Candidates for Dental Implants
Implants are used to replace missing teeth, but not all patients are good candidates. It takes a trained dentist, periodontist or oral surgeon to determine if implants are suitable for a patient. First, X-rays are used to determine if the missing tooth area has enough remaining bone to hold an implant. If bone is inadequate, augmentation surgery can sometimes generate enough bone to place implants. In addition to bone quantity, the quality of bone is also important. Dense, hard bone is better than soft, porous bone. Bone quantity and quality vary between patients, and between areas of the jaws.

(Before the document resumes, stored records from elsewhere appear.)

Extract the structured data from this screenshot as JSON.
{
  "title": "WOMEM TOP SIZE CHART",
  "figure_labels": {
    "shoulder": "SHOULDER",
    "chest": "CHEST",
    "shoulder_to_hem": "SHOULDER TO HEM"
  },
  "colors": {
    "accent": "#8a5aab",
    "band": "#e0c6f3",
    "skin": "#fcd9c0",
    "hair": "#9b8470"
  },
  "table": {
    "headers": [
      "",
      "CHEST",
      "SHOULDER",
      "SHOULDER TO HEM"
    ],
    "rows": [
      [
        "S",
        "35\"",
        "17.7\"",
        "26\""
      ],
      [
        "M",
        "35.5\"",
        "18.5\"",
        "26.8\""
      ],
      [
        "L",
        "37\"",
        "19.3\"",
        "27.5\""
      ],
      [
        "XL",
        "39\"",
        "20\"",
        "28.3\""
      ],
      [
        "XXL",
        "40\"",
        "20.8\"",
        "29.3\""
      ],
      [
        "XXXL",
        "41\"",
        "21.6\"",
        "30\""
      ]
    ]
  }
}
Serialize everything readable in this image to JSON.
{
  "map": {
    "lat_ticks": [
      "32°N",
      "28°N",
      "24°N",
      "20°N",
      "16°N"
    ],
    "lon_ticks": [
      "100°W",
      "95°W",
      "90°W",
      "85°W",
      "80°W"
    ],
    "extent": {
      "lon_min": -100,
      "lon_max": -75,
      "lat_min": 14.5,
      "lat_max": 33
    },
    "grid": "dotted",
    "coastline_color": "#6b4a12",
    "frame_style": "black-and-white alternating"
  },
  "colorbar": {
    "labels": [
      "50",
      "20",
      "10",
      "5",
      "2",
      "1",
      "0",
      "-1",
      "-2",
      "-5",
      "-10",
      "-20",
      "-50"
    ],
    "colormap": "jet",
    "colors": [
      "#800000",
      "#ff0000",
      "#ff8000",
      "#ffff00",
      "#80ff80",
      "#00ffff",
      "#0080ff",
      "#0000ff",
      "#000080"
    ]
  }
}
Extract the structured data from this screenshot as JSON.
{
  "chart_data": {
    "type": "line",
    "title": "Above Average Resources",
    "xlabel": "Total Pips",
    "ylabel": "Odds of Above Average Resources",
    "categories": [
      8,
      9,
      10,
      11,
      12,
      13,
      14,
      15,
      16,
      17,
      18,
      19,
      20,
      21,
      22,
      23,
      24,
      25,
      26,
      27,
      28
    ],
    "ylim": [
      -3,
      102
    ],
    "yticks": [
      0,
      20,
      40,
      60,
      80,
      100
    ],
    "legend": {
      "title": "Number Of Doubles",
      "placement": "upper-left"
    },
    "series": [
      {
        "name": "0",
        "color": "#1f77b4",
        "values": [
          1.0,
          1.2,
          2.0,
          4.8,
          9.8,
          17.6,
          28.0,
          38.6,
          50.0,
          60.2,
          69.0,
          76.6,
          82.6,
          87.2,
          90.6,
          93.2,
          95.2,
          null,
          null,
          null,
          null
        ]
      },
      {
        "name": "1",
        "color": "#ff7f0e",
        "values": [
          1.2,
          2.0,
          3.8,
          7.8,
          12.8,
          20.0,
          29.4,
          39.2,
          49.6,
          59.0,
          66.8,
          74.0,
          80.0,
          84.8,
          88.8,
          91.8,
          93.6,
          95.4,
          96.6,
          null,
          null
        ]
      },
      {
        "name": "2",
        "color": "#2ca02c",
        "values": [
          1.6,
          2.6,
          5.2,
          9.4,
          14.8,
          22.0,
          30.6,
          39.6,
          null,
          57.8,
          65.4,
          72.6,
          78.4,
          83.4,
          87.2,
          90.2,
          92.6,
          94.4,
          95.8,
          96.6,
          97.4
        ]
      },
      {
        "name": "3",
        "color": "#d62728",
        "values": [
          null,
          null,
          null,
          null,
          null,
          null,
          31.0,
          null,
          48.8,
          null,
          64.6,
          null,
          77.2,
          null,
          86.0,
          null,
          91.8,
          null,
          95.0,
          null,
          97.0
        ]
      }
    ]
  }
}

Age of the patient is not a major factor as long as the person is in good health. Diseases such as uncontrolled diabetes would compromise implants. Although smoking reduces the success rate of implants, they are often still successful in smokers. Periodontitis, or gum disease, around natural teeth could affect implants. Periodontitis of the teeth should be treated to avoid loss of teeth and implants.
Indications for Implants
Many people lose back teeth (molars) and are faced with the possibility of wearing a removable partial denture to replace them. Partials are hard to get used to: they move when chewing, tend to pack food and retain plaque, and loosen the teeth they clasp to. One of the best uses of implants is to eliminate the partial denture. If a number of implants can be placed, usually they can support a comfortable, non-removable dental restoration.
In cases where there are one or two missing teeth in a row, the dentist may be able to place a fixed tooth bridge. This is where the teeth adjacent to the spaces are drilled down to receive dental crowns that are part of the bridge, which is cemented in. If these adjacent teeth have never been restored or crowned previously, it would be desirable not to drill them down. If implants can be placed where the teeth are missing, the area can be restored with a non-removable restoration while avoiding crowns on the natural teeth.
Many people who wear full dentures (plates) have difficulty with eating and phonetics. Often dentures move around during function. In many of these cases, implants can greatly improve the quality of life. Treatment could vary from placement of two implants under the denture for secure fastening to placement of several implants with non-removable restorations.
How Implants Feel
As a periodontist and implant surgeon, one of my greatest sources of satisfaction is people's reactions to implants. We constantly hear comments like, "They feel just like my teeth," "I wish I'd gotten them sooner," and "I can eat anything now." Of course, implants require some minor oral surgery, which is normally performed using local anesthesia. There is no pain during the procedure. Post-operative pain is minimal and usually well controlled with prescription pain medication.
The implant restoration usually consists of porcelain fused to metal crowns, which look and feel like natural teeth. Sometimes implants are restored with attachments to partial or full dentures.
How to Get Implants
First, see your dentist, periodontal surgeon, or oral surgeon for a consultation. It takes a surgeon (periodontist or oral surgeon) to place the implants and a restorative dentist (general dentist or prosthodontist) to make the restorations for the implants. Usually, the surgeon takes X-rays and will consult your restorative dentist about where implants can be placed, their sizes, and how many are needed. They will advise you about your particular case, sequence and fees.
If tooth extractions are needed, these areas will usually require some months of healing before implants can be placed. Sometimes implants can be placed at the time of extraction. Once implants are placed, three to six months of healing are needed for osseointegration. When the surgeon determines that the implants are ready to restore, "abutments" are attached to the implants. Abutments serve to connect the implants in the bone to the restoration in the mouth. Then the restoring dentist fabricates and attaches the restoration to the implants. Depending on the situation, the whole process can take from three months to over a year. In most cases, the dentist provides a temporary restoration for this period.
In summary, dental implants offer a superior method for tooth replacement in many individuals. Implants are predictable as well as highly successful, and improve the quality of life with better chewing function and aesthetics.